Born and raised in Florida, he’d been surrounded by a tight network of friends that he’d known his whole life. He’d have been content to stay there until he graduated from the University of Florida, where all his friends planned to attend.
Hubby and I had other plans. Longing to escape the extreme humidity and high temps, we prayed for jobs in cooler climates. God told us no…for twenty years.
I guess our son never expected God would finally say yes. But He did.
Uprooting our son mid-year in tenth grade wasn’t ideal, and the NC county we were moving to didn’t offer the International Baccalaureate program. He would have lost credits by transferring, so we arranged for him to stay and finish the school year with relatives.

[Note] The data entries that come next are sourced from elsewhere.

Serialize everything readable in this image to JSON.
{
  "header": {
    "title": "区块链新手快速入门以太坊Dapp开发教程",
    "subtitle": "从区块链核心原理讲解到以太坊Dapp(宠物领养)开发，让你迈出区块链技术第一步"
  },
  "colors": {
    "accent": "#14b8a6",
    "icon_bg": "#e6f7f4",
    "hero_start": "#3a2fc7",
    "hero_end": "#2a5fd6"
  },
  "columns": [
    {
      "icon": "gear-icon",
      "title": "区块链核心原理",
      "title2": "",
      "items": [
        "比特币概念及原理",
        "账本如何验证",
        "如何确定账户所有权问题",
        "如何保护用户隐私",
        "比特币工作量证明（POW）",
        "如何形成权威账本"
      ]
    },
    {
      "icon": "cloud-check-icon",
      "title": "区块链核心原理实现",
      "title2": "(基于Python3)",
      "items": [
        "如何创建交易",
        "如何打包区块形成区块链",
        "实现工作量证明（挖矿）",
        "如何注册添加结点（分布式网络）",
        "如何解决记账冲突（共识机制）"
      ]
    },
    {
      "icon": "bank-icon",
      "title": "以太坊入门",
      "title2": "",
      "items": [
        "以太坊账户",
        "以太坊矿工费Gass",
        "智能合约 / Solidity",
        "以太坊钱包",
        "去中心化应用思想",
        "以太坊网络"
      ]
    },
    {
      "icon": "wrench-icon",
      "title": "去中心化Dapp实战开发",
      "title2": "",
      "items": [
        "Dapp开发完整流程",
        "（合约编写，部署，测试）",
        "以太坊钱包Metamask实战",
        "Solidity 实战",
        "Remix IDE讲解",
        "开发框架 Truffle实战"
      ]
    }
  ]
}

He spent the following summer in North Carolina with us, but he was miserable. So he moved back to Florida. Without telling us. This mother’s heart shattered into a million pieces. But that wasn’t the worst of it. We learned that we could drag him back, but nothing could prevent him from leaving again.
“You’re a terrible mother.” The enemy’s lies slithered in. Just like Eve, I pointed the finger of blame at my husband, but he spent long hours working. I blamed God. Why wait until our son was so ensconced in high school, when friendships were so important to him, to move us? I stopped writing, eating, sleeping.
God heard my cry and answered with a sweet husband who recognized we needed help and a Christian counselor who asked some tough questions. Why not let him stay? Give up our son? How could I possibly do that? What would it do to your relationship if you forced him to come back? I couldn’t fathom the answer to that one. After a few sessions and much prayer, God’s gentle whispers finally seeped into my broken spirit.
If it weren’t for my husband and this Christian counselor, who asked the tough questions and helped us see that our relationship was worth the distance and the cost, our family might have disintegrated.
Hubby and I adjusted to the empty bedroom, the vacant chair at dinner, and the steady stream of cash to Florida. We counted the days until the occasional long weekend visits and holiday breaks. For his senior year, we rented an apartment, and I split my time between both places.
It was all worth it. Especially that moment when he walked across the stage of the Kenan Stadium at the University of North Carolina to accept his diploma. Yes, you read that right. He graduated from the University of North Carolina! God definitely has a sense of humor, doesn’t He?
What about you? What tough questions have you faced during a particularly difficult time?